Find a $6$-cycle $C$ such that $C^3=(2 \; 9) (5 \; 13) (11 \; 12)$

Question

My initial problem was:

Given $\sigma$ = $(1 \; 7 \; 3 \; 15) (2 \; 9) (4 \; 10 \; 6 \; 8 \; 14) (5 \; 13) (11 \; 12)$. Find $\tau$ such that $\tau^3 = \sigma$.

I know that there are $2$ cases.

• First case is when $\tau = C_1 * C_2 * C_3 * C_4 * C_5$, where length of $C_1=C_2=C_3=2$, $C_4$ is of length $4$, $C_5$ is of length $5$. I managed for the first case to find $C_1 = (2 \;9)$, $C_2 = (5 \; 13)$, $C_3 = (11 \; 12)$, $C_4 = (1 \; 15 \; 3 \; 7)$ and $C_5 = (4 \; 6 \; 14 \; 10 \; 8)$.
• Second case is when $\tau =C* C_4 * C_5$, where $C_4$ and $C_5$ are the same as in the first case and $C$ is of length $6$, since $\sigma$ has $3$ transpositions. But I've got stuck at finding $C$.

So, my remaining problem is:

Find a $6$-cycle $C$ such that $C^3=(2 \; 9) (5 \; 13) (11 \; 12)$ (or if possible, find all such $C$s).

Answer 1

The cube of an arbitrary $6$-cycle $$\rho=(a\;b\;c\;d\;e\;f)$$ is $$\rho^3=(a\;d)(b\;e)(c\;f).$$ The solutions $C$ can therefore be found the following way, after deciding which of your $6$ cyclically permuted numbers you will write first, i.e. to which number will $a$ correspond. Let us say for instance $a$ corresponds to $2$, hence $d$ must correspond to $9$.

• choose to which of the two remaining (unordered) pairs $\{5,13\}$ and $\{11,12\}$ will $(b\;e)$ correspond. $(c\;f)$ will then correspond to the other unordered pair of numbers.
• independently, order these two unordered pairs.

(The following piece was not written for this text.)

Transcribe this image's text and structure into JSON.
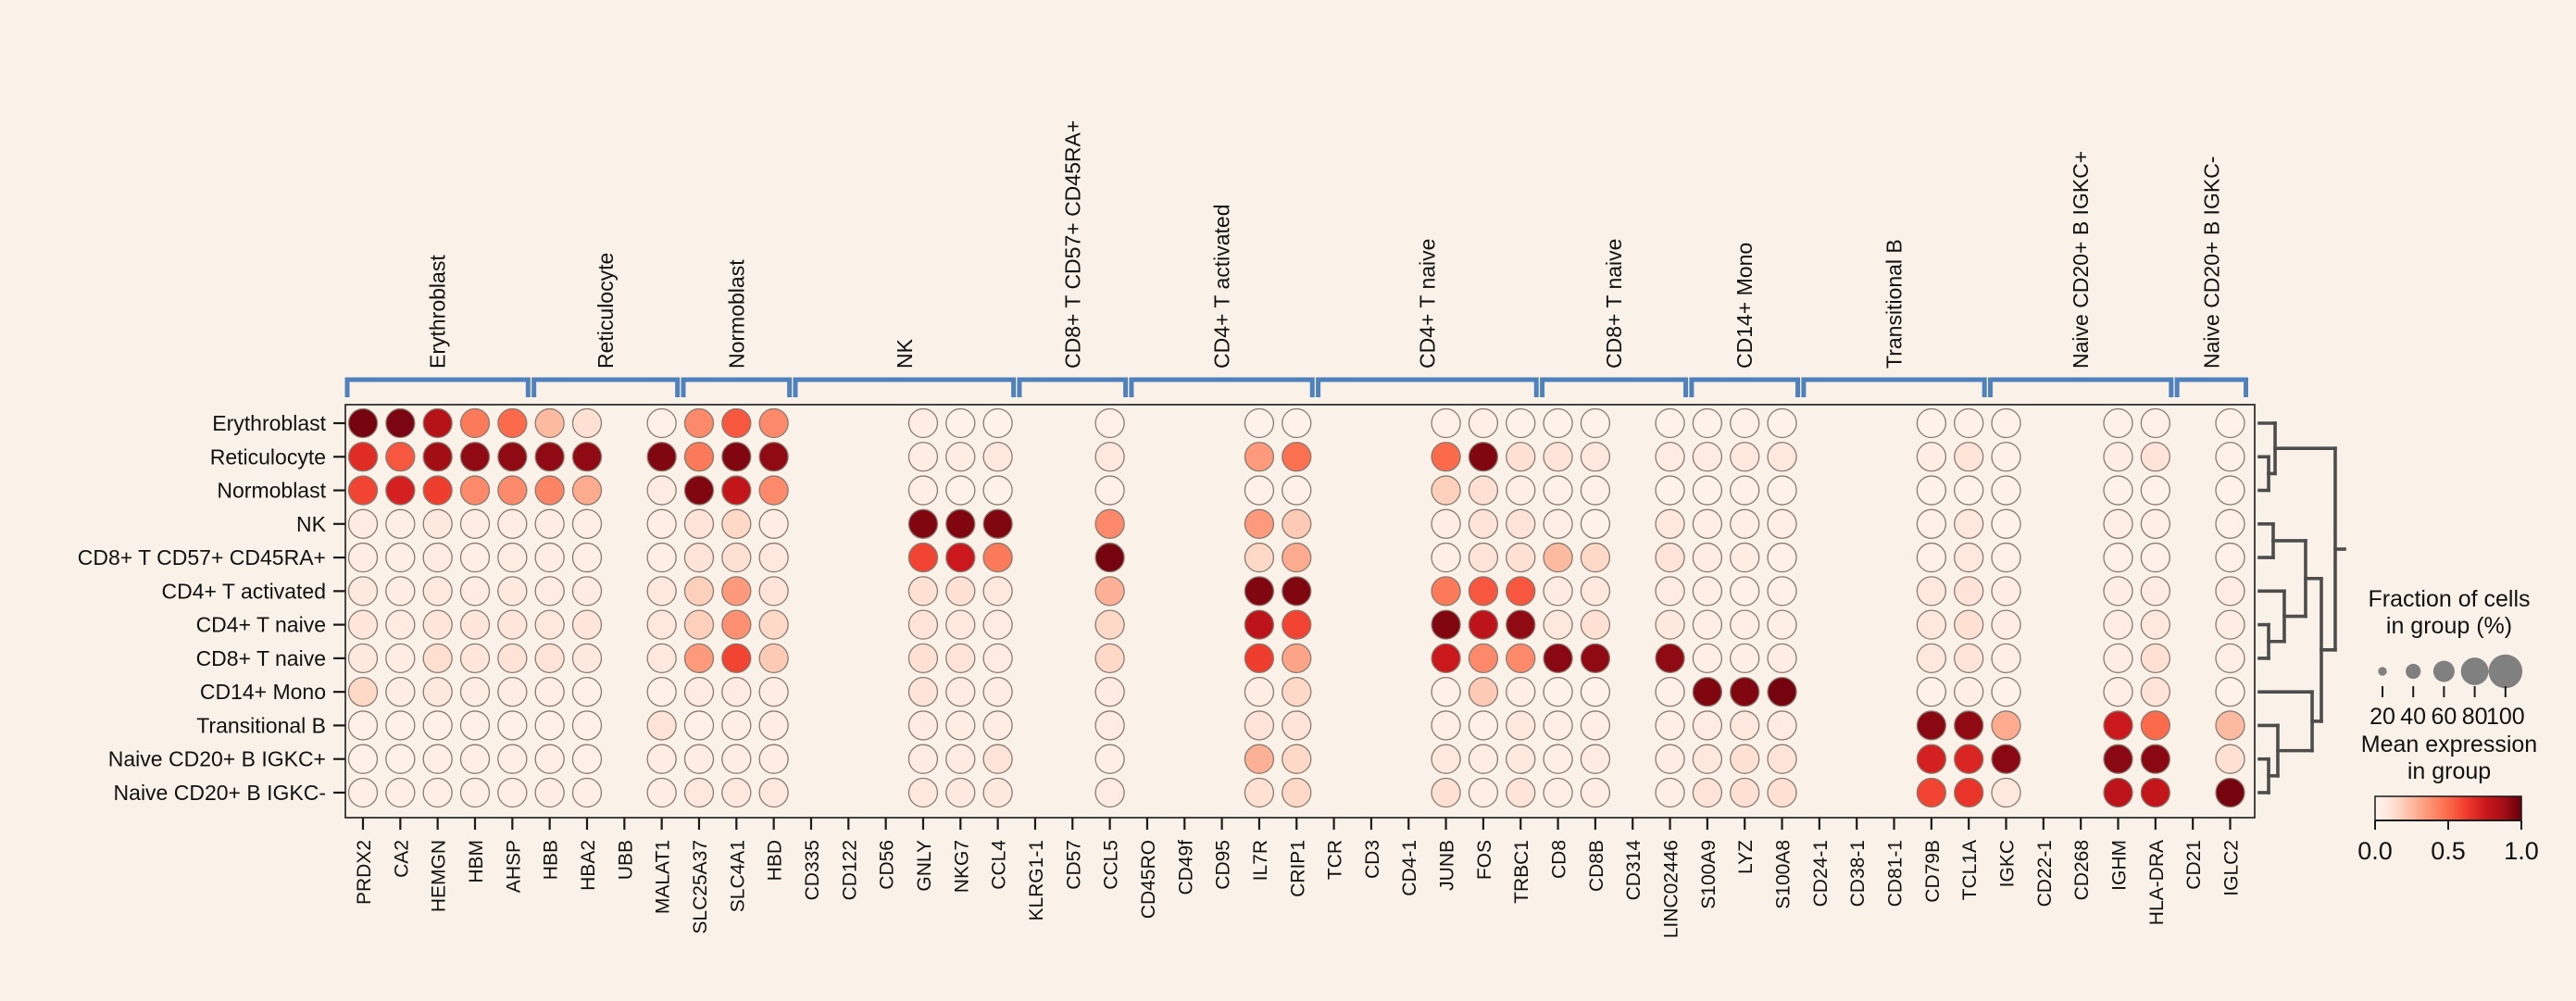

For instance if the first step was $(b\;e)\mapsto\{5,13\}$ (hence $(c\;f)\mapsto\{11,12\}$), and if you choose to order the two pairs $\{5,13\}$ and $\{11,12\}$ by respectively $5$ first and $11$ first, the correspondance will be $a\mapsto2,d\mapsto9,b\mapsto5,e\mapsto13,c\mapsto11,f\mapsto12$ hence the solution will be $$C=(2\;5\;11\;9\;13\;12).$$ The $7$ other solutions are $$\begin{matrix}&(2\;5\;12\;9\;13\;11)&(2\;13\;11\;9\;5\;12)&(2\;13\;12\;9\;5\;11)\\(2\;11\;5\;9\;12\;13)&(2\;11\;13\;9\;12\;5)&(2\;12\;5\;9\;11\;13)&(2\;12\;13\;9\;11\;5).\end{matrix}$$

Answer 2

You can do this individually for each of the disjoint cycles making up $\sigma$, and multiply the answers together.

Let $\tau$ be one of these cycles, of cycle length $n$. Note that none of the $n$ are divisible by 3, so there are integers $a,b$ such that $an + 3b = 1$. Then $(\tau^b)^3 = \tau^{1 - an} = \tau$, so $\tau^b$ is the third root of $\tau$ you are looking for.